Barton Health and USFS, Lake Tahoe Basin Management Unit, a collaborative effort that promotes the delivery of therapeutic, nature-based experiences on National Forest System lands that benefit the medical patient community of Lake Tahoe, California.


Jason Urroz, director of the Blue Ridge Parkway Foundation, at SHIFT.


Blue Ridge Parkway Foundation, Kids in Parks program works together with partners throughout the country to promote children’s health and the health of our parks by increasing physical activity and engaging families in outdoor adventures that foster meaningful connections to the natural world.


Outdoor Outreach serves San Diego communities challenged by low educational attainment, concentrated poverty, rising crime, and high youth unemployment. Nearly all the communities they serve are characterized as being “park-poor,”[1] where youth face multiple barriers to accessing the outdoors.

North Cascades Institute, Youth Leadership Adventures addresses interconnected, urgent and complex challenges:

  • Decreased connection to the environment and natural world and negative impacts on health, wellness, and academic success.
  • Lack of equity in access to outdoor educational enrichment opportunities.
  • Inequitable access to science and sustainability education.
  • Lack of Environmental education



Parks Rx: Your Prescription to Better Health is a nature-based, healthy living prescription that providers use to connect patients to more than 100 parks for physical activity in the City of Birmingham, Alabama.


California Outdoor Engagement Coalition is based at UC Berkeley’s Institute for Parks, People, and Biodiversity. Its mission is to expand equitable access to the outdoors for all Californians through cross-sector partnerships and collective impact.

The Oregon Health and Outdoors Initiative:

  1. A) Increases physical and perceived access to the outdoors
  2. B) Grows green space closer to people
  3. C) Supports culturally-relevant programming to build bridges to the outdoors.

They are leveraging outdoor recreation, healthcare, and the broader business community for conservation gains. All three groups endorsed a Washington County, OR measure to create $5 million/year in new conservation funding.


REI’s Marc Berejka accepts the coop’s award during the ceremonies.


REI Co-Op, which has supported research at the intersection of outdoor recreation and public health with the Great Outdoors Lab, the University of Washington and the UCSF Benioff Childrens Hospital Oaklands Center for Nature and Health.

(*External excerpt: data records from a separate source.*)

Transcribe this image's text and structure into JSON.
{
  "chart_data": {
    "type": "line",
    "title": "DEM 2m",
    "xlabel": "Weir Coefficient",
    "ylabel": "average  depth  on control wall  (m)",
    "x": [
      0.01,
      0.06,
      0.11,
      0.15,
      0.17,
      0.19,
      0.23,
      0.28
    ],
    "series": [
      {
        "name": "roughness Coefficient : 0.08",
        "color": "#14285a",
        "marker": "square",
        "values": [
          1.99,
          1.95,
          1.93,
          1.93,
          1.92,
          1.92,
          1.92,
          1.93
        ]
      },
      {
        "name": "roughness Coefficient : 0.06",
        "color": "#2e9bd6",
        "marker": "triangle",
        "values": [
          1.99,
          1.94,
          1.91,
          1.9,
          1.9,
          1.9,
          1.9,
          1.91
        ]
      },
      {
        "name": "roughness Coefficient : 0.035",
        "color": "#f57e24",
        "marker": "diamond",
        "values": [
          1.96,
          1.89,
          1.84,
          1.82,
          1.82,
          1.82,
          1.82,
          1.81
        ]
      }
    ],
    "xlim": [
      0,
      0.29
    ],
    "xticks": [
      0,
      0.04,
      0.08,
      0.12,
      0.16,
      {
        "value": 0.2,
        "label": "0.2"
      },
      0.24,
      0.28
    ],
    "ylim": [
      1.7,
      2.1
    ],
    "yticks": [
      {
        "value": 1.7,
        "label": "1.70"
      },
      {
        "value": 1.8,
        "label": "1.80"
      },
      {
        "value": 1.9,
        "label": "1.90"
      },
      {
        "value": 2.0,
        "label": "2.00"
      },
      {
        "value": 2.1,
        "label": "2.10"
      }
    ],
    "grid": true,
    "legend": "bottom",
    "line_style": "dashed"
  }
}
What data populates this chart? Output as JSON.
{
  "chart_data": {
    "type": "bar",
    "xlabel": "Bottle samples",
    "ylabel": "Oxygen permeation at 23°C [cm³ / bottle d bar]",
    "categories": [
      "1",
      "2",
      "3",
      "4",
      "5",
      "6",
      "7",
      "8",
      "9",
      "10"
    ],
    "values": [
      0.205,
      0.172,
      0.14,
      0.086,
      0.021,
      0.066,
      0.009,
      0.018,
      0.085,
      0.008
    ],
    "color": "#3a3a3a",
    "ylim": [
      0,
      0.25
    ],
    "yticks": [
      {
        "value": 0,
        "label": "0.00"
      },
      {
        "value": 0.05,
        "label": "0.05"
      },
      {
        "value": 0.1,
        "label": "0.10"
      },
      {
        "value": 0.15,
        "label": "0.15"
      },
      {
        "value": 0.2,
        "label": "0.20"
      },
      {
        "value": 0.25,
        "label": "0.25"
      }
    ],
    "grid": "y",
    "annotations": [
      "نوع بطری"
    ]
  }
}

Archery Trade Association works to make archery and bowhunting accessible to everyone, in every community. They partner with state agencies and nongovernment organizations to provide programs, instruction and facilities in communities, and they reach beyond the industry to promote archery sports, reach new archers and bowhunters, and ensure outdoor-recreation for generations to come.

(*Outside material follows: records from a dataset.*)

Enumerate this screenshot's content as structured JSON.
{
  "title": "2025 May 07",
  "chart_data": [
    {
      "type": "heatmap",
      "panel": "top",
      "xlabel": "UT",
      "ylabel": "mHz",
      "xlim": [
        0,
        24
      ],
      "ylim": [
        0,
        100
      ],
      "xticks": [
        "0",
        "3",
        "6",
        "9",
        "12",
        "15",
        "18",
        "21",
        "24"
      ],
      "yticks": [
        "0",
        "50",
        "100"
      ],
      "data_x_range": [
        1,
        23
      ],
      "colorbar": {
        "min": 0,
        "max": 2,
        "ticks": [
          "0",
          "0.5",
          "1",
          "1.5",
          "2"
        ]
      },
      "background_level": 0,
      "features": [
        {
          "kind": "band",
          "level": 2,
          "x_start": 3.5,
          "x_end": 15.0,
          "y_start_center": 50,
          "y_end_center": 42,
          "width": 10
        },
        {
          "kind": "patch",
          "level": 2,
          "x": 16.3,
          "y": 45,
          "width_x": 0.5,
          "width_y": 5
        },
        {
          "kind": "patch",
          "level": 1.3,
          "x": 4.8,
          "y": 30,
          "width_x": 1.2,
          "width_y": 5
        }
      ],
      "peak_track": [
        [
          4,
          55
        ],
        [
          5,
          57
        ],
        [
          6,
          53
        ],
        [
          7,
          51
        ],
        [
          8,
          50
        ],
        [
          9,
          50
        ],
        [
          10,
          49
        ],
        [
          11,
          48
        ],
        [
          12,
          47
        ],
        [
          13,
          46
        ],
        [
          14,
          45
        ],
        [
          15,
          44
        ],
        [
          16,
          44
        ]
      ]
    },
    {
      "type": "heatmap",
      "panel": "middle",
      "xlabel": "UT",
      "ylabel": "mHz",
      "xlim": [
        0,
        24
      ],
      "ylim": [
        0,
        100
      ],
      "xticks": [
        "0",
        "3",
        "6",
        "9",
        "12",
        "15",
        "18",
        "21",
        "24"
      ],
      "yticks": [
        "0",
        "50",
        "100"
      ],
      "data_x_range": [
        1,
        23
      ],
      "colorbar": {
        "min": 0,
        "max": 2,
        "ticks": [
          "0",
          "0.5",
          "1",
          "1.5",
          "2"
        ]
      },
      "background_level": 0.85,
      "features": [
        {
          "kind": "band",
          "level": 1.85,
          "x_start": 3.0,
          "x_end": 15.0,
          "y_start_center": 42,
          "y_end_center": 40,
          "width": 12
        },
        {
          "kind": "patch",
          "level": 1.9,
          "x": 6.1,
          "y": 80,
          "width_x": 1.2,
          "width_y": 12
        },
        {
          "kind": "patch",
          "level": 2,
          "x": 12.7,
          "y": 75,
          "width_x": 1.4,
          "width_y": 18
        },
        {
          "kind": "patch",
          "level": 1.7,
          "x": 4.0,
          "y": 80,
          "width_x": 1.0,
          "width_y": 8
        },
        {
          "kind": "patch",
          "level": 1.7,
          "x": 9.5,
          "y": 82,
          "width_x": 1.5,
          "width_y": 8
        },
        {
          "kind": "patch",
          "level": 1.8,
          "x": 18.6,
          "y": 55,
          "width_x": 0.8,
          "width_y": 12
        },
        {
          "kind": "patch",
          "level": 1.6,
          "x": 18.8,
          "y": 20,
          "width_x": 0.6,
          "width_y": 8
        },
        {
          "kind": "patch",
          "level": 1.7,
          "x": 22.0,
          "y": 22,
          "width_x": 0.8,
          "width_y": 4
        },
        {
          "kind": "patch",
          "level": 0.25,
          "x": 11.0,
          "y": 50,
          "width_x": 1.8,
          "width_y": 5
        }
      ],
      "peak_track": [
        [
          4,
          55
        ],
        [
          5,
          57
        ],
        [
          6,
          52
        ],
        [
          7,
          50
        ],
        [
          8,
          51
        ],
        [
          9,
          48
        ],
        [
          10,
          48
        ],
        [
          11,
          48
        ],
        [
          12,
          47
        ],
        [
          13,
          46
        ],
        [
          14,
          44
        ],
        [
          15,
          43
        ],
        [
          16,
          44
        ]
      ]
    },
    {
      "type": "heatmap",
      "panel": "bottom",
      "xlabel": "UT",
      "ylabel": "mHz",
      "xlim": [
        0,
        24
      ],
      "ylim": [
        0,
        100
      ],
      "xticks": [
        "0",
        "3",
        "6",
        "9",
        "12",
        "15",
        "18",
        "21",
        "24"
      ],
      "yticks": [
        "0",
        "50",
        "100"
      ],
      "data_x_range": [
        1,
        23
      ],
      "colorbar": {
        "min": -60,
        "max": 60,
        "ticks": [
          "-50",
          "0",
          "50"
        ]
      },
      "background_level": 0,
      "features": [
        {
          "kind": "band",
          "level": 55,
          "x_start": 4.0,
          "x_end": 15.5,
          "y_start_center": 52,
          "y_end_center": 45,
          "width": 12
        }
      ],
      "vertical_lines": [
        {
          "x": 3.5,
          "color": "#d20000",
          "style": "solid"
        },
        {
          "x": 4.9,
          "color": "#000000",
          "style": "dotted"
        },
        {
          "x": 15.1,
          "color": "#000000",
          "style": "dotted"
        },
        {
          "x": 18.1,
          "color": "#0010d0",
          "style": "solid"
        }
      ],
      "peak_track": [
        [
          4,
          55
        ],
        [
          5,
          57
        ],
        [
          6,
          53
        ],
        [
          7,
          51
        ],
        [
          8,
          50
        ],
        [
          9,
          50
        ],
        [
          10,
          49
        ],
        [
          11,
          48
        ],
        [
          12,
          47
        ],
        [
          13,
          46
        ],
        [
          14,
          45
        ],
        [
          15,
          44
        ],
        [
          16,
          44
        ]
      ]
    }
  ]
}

Idaho Business for the Outdoors’ mission is to provide a collective, non-partisan business voice in support of the investments, jobs, innovations, revenues and wellness benefits sustained through the preservation of Idaho’s outdoors.



Dr. Nooshin Razani (r) and Dr. Morgan Green of UCSF Benioff Children’s Hospital Oakland Center for Nature and Health accept their award.

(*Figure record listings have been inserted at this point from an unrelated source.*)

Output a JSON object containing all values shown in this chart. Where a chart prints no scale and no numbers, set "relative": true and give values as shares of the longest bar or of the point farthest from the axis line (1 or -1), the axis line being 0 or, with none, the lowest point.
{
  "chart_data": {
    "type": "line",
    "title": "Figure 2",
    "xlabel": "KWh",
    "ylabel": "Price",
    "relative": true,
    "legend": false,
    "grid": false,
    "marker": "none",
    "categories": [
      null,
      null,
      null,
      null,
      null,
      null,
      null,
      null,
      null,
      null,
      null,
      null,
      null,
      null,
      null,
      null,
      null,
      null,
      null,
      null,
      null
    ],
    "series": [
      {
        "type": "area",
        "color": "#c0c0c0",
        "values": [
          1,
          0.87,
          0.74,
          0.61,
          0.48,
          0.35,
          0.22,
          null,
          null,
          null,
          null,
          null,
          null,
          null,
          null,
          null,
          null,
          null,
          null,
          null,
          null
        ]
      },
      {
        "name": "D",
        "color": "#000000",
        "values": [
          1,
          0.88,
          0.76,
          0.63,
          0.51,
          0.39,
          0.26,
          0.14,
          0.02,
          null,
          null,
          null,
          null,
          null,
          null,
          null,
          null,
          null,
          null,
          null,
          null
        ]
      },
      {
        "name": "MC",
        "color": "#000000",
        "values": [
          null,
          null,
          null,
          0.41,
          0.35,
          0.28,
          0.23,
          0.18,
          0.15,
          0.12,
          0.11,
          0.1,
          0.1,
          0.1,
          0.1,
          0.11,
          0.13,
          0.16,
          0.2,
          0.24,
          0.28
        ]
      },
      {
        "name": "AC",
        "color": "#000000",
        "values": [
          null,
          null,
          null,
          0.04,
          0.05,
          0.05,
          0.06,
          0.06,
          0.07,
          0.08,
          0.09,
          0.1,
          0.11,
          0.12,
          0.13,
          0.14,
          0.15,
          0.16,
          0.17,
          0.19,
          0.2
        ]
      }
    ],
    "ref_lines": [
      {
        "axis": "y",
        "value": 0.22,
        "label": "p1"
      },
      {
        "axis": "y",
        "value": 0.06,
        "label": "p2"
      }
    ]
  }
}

UCSF Benioff Children’s Hospital Oakland Center for Nature and Health serves families who have been most impacted by health disparities, and often have the least access to nature. CNH created some of the first-ever validated protocols for physicians to integrate nature-based behavioral interventions into their practices. Through innovative partnerships, they extend access to nature for patients and communities served by UCSF Benioff Children’s Hospital Oakland.


The Surf and Hike Therapy Study for Active Duty Service Members with Major Depressive Disorder, which is being conducted by the Naval Health Research Center and Naval Medical Center San Diego, uses a stringent study design and validated measures to provide a strong test of the relative merits of surfing and hiking for mental health, both immediately and in the longer term.

The study compares the benefits of two interventions – surf therapy and hike therapy – for the psychological and physical health of active duty military personnel.